A new flood warning system will give residents of a water-weary town in northwest Ohio an advance warning the next time the Blanchard River spills over its banks.
Residents of Ottawa in Putnam County will be able to receive text alerts from the system that will be able to send out warnings alert at least 24 hours before a flood hits.
The $200,000 warning system will pay for itself because it will give people in the Putnam County town more time to protect their belongings, said Scott Jackson, a deputy director with the U.S. Geological Survey, which helped develop the system.
“People can help themselves to prepare,” he said. “They will have more time to move items such as cars and furniture out of the flood area.”
The estimated reduction in flood damage costs when there is a 24-hour advance notice is about 30 percent, he said.
Flood prevention has become a top priority along the Blanchard River where five major floods since 2007 have soaked the towns of Findlay and Ottawa.
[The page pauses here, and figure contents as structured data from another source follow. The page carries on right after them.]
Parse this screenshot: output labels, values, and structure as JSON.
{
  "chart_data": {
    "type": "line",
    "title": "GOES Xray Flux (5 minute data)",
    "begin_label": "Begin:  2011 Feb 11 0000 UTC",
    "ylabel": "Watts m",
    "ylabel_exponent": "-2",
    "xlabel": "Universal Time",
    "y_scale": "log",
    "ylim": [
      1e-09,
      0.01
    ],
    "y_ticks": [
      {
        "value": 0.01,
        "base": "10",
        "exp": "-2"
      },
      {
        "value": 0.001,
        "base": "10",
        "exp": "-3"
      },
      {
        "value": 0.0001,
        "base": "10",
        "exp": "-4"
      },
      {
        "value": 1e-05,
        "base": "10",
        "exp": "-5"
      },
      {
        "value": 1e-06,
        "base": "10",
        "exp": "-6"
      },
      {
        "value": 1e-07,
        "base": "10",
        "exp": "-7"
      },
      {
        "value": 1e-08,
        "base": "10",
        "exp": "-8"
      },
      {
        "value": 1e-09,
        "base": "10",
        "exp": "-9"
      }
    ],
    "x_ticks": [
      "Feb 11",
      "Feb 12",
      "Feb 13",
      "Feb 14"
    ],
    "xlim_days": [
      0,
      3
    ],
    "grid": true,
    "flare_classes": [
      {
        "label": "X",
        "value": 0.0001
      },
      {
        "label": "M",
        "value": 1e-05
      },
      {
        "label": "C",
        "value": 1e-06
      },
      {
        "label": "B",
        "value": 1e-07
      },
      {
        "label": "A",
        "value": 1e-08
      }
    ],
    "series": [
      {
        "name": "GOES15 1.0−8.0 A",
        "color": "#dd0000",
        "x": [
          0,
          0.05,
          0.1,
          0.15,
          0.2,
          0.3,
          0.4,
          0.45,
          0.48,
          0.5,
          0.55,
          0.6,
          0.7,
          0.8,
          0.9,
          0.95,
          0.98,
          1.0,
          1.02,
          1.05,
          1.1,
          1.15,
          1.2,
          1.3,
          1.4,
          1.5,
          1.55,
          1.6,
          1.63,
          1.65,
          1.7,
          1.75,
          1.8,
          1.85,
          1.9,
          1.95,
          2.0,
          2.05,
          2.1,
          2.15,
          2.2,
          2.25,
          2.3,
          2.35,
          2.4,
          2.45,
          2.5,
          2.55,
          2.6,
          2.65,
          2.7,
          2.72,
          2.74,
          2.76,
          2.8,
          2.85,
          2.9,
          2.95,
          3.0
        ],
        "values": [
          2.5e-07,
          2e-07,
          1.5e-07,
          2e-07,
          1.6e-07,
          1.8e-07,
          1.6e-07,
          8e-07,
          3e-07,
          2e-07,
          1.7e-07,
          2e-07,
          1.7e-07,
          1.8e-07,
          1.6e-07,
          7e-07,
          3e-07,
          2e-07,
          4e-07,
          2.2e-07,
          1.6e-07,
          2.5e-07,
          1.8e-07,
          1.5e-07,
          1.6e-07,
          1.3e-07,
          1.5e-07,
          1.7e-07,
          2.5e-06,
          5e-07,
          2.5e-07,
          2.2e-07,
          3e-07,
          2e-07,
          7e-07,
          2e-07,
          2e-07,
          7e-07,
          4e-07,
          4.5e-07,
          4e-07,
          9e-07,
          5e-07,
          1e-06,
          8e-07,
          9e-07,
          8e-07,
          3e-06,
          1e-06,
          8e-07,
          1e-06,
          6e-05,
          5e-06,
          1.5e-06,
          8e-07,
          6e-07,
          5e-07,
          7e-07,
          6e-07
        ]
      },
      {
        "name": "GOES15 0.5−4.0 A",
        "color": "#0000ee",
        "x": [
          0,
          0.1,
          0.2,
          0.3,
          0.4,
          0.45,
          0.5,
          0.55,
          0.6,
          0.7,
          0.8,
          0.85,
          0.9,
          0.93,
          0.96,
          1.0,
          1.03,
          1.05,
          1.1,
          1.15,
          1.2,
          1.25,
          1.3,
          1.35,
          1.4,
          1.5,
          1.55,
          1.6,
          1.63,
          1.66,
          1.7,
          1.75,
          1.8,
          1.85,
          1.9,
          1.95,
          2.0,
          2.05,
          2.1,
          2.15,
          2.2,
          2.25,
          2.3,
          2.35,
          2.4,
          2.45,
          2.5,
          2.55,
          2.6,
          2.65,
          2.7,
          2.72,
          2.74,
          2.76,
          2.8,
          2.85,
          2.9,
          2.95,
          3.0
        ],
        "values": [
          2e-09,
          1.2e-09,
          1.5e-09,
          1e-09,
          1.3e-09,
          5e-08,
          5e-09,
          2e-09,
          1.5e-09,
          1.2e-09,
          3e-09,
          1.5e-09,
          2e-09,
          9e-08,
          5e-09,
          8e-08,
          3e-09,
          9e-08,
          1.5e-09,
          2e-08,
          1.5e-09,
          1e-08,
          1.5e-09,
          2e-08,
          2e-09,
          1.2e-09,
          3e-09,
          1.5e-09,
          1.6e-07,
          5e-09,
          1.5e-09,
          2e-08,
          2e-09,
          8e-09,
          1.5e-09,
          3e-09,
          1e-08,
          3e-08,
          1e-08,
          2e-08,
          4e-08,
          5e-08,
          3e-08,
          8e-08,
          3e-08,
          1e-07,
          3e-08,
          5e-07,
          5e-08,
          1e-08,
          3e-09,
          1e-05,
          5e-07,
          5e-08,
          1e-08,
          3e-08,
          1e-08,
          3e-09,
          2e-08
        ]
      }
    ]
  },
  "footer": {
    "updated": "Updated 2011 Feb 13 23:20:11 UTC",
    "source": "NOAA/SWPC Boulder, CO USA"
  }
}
The worst damage came in August 2007 when flooding caused more than $100 million in damage in Findlay and an estimated $12 million in damage in Ottawa.
Findlay received a warning system three years ago.
The cost of the system in now is being paid for by the town, the U.S. Geological Survey and the Natural Resources Conservation Service. It includes three stream gauges to monitor water flow and levels.
“We take lessons from past floods, integrate them with detailed mapping, then bring the community and outside agencies together to improve our flood warnings capabilities,” said Trent Schade, a hydrologist with the weather service.
A map of the area will give officials a better idea of what areas will be under water as the water rises. Residents and business owners will be able to see the maps on the Internet.
“They help people visualize which areas will likely be flooded as the stage gets higher,” said Matt Whitehead, a Geological Survey hydrologist.
Other efforts to find ways to control flooding have been going on for several years, but the slowness of federally required flood studies and the uncertainty over how long it will take to build flood-control projects have led to frustration.